Nylabone Happy Moppy Interactive Dog Toy — I use this toy to really engage dogs in chase and tug. With all the different textures and fabrics, there are lots for dogs to love. It's easy to toss as a reward and has a great handle for playing tug-o-war.
JW Whirlwheel Flying Disk — For pups that will do anything for a frisbee toss, I stick with materials that aren't as harmful on their teeth as hard plastic. The Whirlwheel is my favorite since I can also use it for a game of tug, and I love its bright color.
However, there are lots of options for softer frisbee-like toys, like the Eco Fly-N-Tug or West Paw Zogoflex Zisc. If your dog is a fetch machine, check out more of our staff picks in "Go Fetch! Top 10 Best Fetch Toys for Your Dog."
You Can Teach Your Dog to Like Toy Rewards
Do you find that your pup just doesn't seem that interested in toys? It's not abnormal for some dogs to just not be motivated by toys enough to work for them.
However, if you'd like to use them as a reinforcer in training, you can work on teaching your dog how to enjoy toys. This can be especially useful for people wanting to participate in dog sports like agility, where toy rewards are often more practical than food treats.
Susan Garrett explains the best way to do this in her blog: How to Create a Motivating Toy.
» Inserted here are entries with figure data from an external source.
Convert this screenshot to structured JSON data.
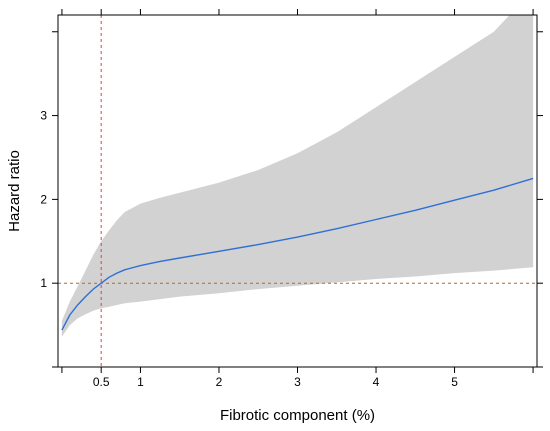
{
  "chart_data": {
    "type": "line",
    "xlabel": "Fibrotic component (%)",
    "ylabel": "Hazard ratio",
    "xlim": [
      -0.05,
      6.05
    ],
    "ylim": [
      0,
      4.2
    ],
    "x_ticks": [
      0.5,
      1,
      2,
      3,
      4,
      5
    ],
    "x_tick_labels": [
      "0.5",
      "1",
      "2",
      "3",
      "4",
      "5"
    ],
    "x_minor_ticks": [
      0,
      6
    ],
    "y_ticks": [
      1,
      2,
      3
    ],
    "y_tick_labels": [
      "1",
      "2",
      "3"
    ],
    "y_minor_ticks": [
      0,
      4
    ],
    "grid": false,
    "reference_lines": {
      "x": 0.5,
      "y": 1,
      "color": "#e04040",
      "style": "dashed"
    },
    "colors": {
      "line": "#2f6fd6",
      "band": "#d2d2d2"
    },
    "series": [
      {
        "x": [
          0,
          0.1,
          0.2,
          0.3,
          0.4,
          0.5,
          0.6,
          0.7,
          0.8,
          1,
          1.25,
          1.5,
          2,
          2.5,
          3,
          3.5,
          4,
          4.5,
          5,
          5.5,
          6
        ],
        "y": [
          0.44,
          0.62,
          0.74,
          0.84,
          0.93,
          1.0,
          1.07,
          1.12,
          1.16,
          1.21,
          1.26,
          1.3,
          1.38,
          1.46,
          1.55,
          1.65,
          1.76,
          1.87,
          1.99,
          2.11,
          2.25
        ],
        "lower": [
          0.36,
          0.5,
          0.58,
          0.63,
          0.67,
          0.7,
          0.72,
          0.74,
          0.76,
          0.78,
          0.81,
          0.84,
          0.88,
          0.93,
          0.97,
          1.01,
          1.05,
          1.08,
          1.12,
          1.15,
          1.19
        ],
        "upper": [
          0.55,
          0.78,
          0.96,
          1.15,
          1.34,
          1.5,
          1.63,
          1.75,
          1.85,
          1.95,
          2.02,
          2.08,
          2.2,
          2.35,
          2.55,
          2.8,
          3.1,
          3.4,
          3.7,
          4.0,
          4.5
        ]
      }
    ]
  }
}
It's all about acting a "bit loony," as she says, and making play engaging and fun for both you and your dog. If you're excited about something, your dog will be too!
Why You Should Reward Your Dog With Toys and Play
Playing Relieves Stress
Playing gives your dog the chance to decompress and releases the "feel good" hormone oxytocin into the brain. Bonus: it does the same thing for us humans, too! Play, with or without toys, strengthens your relationship with your dog. You're both getting to relax for a moment and focus on having fun — and training with your dog should always be fun!
Play Builds "Drive"
You might hear dog trainers refer to a dog as being "high-drive." This means the dog is ready to rock, has lots of energy, and is easy to amp up with movement, play, and toys. Many herding breeds like Border Collies or working dogs like Belgian Malinois are referred to as high-drive breeds. Using toys and play as rewards for dogs that already have a high training drive is a great way to take advantage of their motivation to work. For dogs that might not show as much drive, introducing play as a reward can increase their excitement and motivation in training.
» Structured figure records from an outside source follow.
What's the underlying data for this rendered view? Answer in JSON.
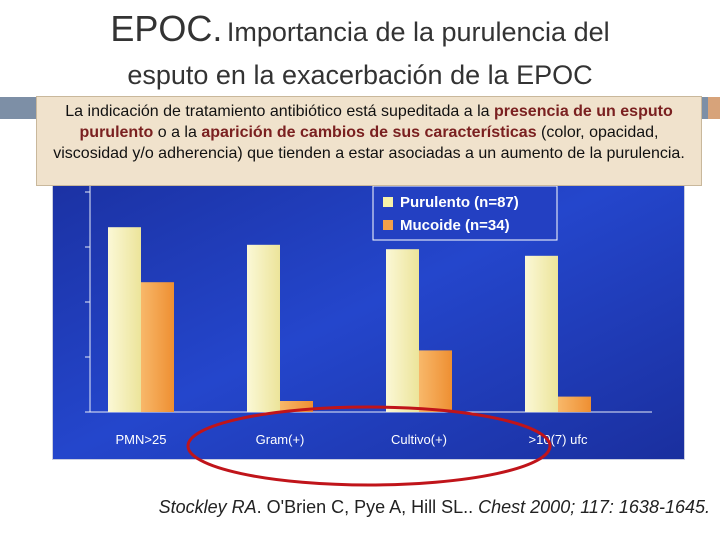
{
  "title": {
    "main": "EPOC.",
    "rest": "Importancia de la purulencia del",
    "line2": "esputo en la exacerbación de la EPOC"
  },
  "note": {
    "p1": "La indicación de tratamiento antibiótico está supeditada a la ",
    "h1": "presencia de un esputo purulento",
    "p2": " o a la ",
    "h2": "aparición de cambios de sus características",
    "p3": " (color, opacidad, viscosidad y/o adherencia) que tienden a estar asociadas a un aumento de la purulencia."
  },
  "citation": {
    "authors": "Stockley RA",
    "rest": ". O'Brien C, Pye A, Hill SL.. ",
    "journal": "Chest 2000; 117: 1638-1645."
  },
  "colors": {
    "background": "#1f3bbf",
    "purulento": "#f7f2a8",
    "mucoide": "#f5a14a",
    "highlight_ellipse": "#c0141a"
  },
  "chart_data": {
    "type": "bar",
    "categories": [
      "PMN>25",
      "Gram(+)",
      "Cultivo(+)",
      ">10(7) ufc"
    ],
    "series": [
      {
        "name": "Purulento (n=87)",
        "values": [
          84,
          76,
          74,
          71
        ]
      },
      {
        "name": "Mucoide (n=34)",
        "values": [
          59,
          5,
          28,
          7
        ]
      }
    ],
    "ylim": [
      0,
      100
    ],
    "legend": "top-right",
    "grid": false,
    "title": "",
    "xlabel": "",
    "ylabel": ""
  }
}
Some Dogs Find Play More Rewarding Than Treats
Training your dog is all about finding what motivates them to work and using that as their reward. Many dogs find play and toys very rewarding — sometimes it can be more valuable than treats! I have yet to meet a dog that doesn't find food worth working for (although sometimes I have to figure out what type of treat they like the most), but there are times that treats just aren't the thing they want at that moment. The kind of rewards you use in training depend on the dog you're working with. A dog that loves to play will most likely find toy rewards highly motivating.
Toys and play can also be more valuable for dogs that simply aren't hungry. If they've recently eaten a meal, treats might not be quite as enticing as they would be before dinnertime. And for dogs that like to chase moving things (what we trainers call "high prey drive"), the act of chasing a toy prey item can be more satisfying than actually catching and eating it.
Reduce the Use of Food Treats in Training
When you're working on fading out food rewards in your training, using real-life rewards like toys can help move the process along. If you start incorporating toys and play as rewards from the beginning, it'll be even easier to fade out food treats!
Plus, you always have play available to use as a reward. This comes in handy when you don't have a treat in your pocket and your dog gives you a rockstar behavior. A quick play session that involves running, chase, or wrestling (or whatever kind of play your dog likes) will keep them excited about performing that behavior in the future, and you didn't miss out on a training opportunity.